Patent Application
20110317952
This application is generally related to roller bearings and more particularly related to tandem angular contact roller bearings.
Roller bearings are widely used in various mechanical applications, including the automotive field. For example, shaft support bearings are often used in transmissions and other gear boxes such as power take-out units and differentials where friction reduction and efficiency gains are desired. Common types of bearing design include ball bearings that use spherical rolling elements, roller bearings that use wide cylindrical rolling elements, needle bearings that use thin cylindrical rolling elements, and tapered roller bearings that use conical rollers that run on conical races. Each of these types of roller bearings has its advantages and drawbacks, and is designed to support different loads.
Another type of bearing design, known as a spherical roller bearing, uses rolling elements in the shape of cylinders that are thicker in the middle and thinner at the ends, with substantially flat end surfaces. In other words, each of the rolling elements has a convex profile, which offers a space saving advantage over spherical rolling elements. The races of the spherical roller bearing are formed with concave surfaces that correspond to the rolling elements' convex profiles. Arranging the rolling elements of a spherical roller bearing at an angle allows the bearing to handle both radial and axial loads. A tandem angular contact spherical roller bearing includes two rows of rolling elements arranged at different pitch angles, which can be set to support misaligned loads. However, because of the rolling elements' non-uniform shape, during rotation gyroscopic forces cause the rolling elements to turn radially inward or outward towards the roller bearing's cages. This additional force exerted by the rolling elements on the cages is undesirable, as it increases friction in the roller bearing and decreases the life of the cages, which are usually made out of plastic and are unsuited for supporting loads. Therefore, a need exists for a tandem angular contact roller bearing design having the advantages of known designs, but with reduced forces on the cages during operation.

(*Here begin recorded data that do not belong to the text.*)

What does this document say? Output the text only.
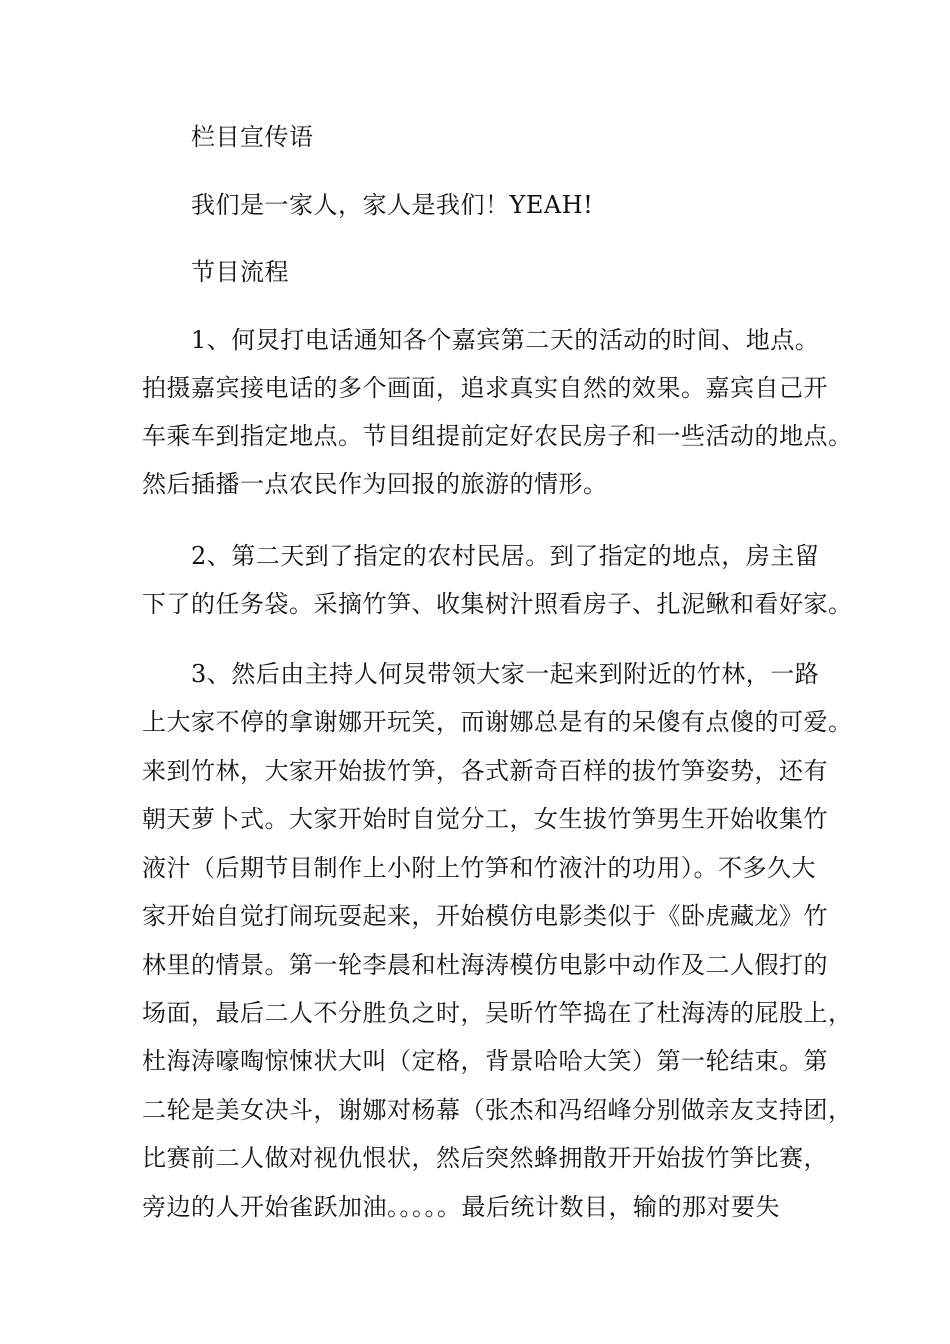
栏目宣传语
我们是一家人，家人是我们！YEAH!
节目流程
1、何炅打电话通知各个嘉宾第二天的活动的时间、地点。
拍摄嘉宾接电话的多个画面，追求真实自然的效果。嘉宾自己开
车乘车到指定地点。节目组提前定好农民房子和一些活动的地点。
然后插播一点农民作为回报的旅游的情形。
2、第二天到了指定的农村民居。到了指定的地点，房主留
下了的任务袋。采摘竹笋、收集树汁照看房子、扎泥鳅和看好家。
3、然后由主持人何炅带领大家一起来到附近的竹林，一路
上大家不停的拿谢娜开玩笑，而谢娜总是有的呆傻有点傻的可爱。
来到竹林，大家开始拔竹笋，各式新奇百样的拔竹笋姿势，还有
朝天萝卜式。大家开始时自觉分工，女生拔竹笋男生开始收集竹
液汁（后期节目制作上小附上竹笋和竹液汁的功用）。不多久大
家开始自觉打闹玩耍起来，开始模仿电影类似于《卧虎藏龙》竹
林里的情景。第一轮李晨和杜海涛模仿电影中动作及二人假打的
场面，最后二人不分胜负之时，吴昕竹竿捣在了杜海涛的屁股上，
杜海涛嚎啕惊悚状大叫（定格，背景哈哈大笑）第一轮结束。第
二轮是美女决斗，谢娜对杨幕（张杰和冯绍峰分别做亲友支持团，
比赛前二人做对视仇恨状，然后突然蜂拥散开开始拔竹笋比赛，
旁边的人开始雀跃加油。。。。。最后统计数目，输的那对要失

A tandem roller bearing is disclosed having a circumferential inner race with first and second contact surfaces, each having a convex profile, and a circumferential outer race surrounding the circumferential inner race. The outer race also includes first and second contact surfaces each having a convex profile. Rolling elements are arranged between the inner race and the outer race to support the outer race on the inner race during rotation. Each of the rolling elements has a concave profile that corresponds to the convex profiles of a respective pairing of the first contact surfaces of the inner and outer races or of the second contact surfaces of the inner and outer races. A cage is arranged between the inner and outer races to separate and guide the rolling elements during rotation of the outer race with respect to the inner race. The rolling elements include a first set of rolling elements having first axes of rotation that are arranged between the first contact surfaces of the inner and outer races, and a second set of rolling elements having second axes of rotation that are arranged between the second contact surfaces of the inner and outer races. The first and second axes of rotation are inclined in a same direction with respect to a central axis of the inner race.
In other embodiments of the tandem roller bearing, the cage may include a first cage that separates and guides the first set of rolling elements and a second cage that separates and guides the second set of rolling elements. The first and second cages may each include a circumferential rim and protrusions that extend from the rim to form pockets for the rolling elements, each of the pockets having a convex profile that corresponds to the concave profile of the rolling elements. The first and second axes of rotation of the first and second sets of rolling elements may be substantially parallel to one another. Alternatively, the second axes of rotation may have a greater inclination with respect to the central axis of the inner race than the first axes of rotation. In addition, each of the rolling elements may include a first end and a second end that are substantially flat. For sake of brevity, this summary does not list all aspects of the present device, which are described in further detail below and in the appended claims.
Certain terminology is used in the following description for convenience only and is not limiting. The words “inner,” “outer,” “inwardly,” and “outwardly” refer to directions towards and away from the parts referenced in the drawings. A reference to a list of items that are cited as “as least one of a, b or c” (where a, b and c represent the items being listed) means any single one of the items a, b, c or combinations thereof. The terminology includes the words specifically noted above, derivates thereof, and words of similar import.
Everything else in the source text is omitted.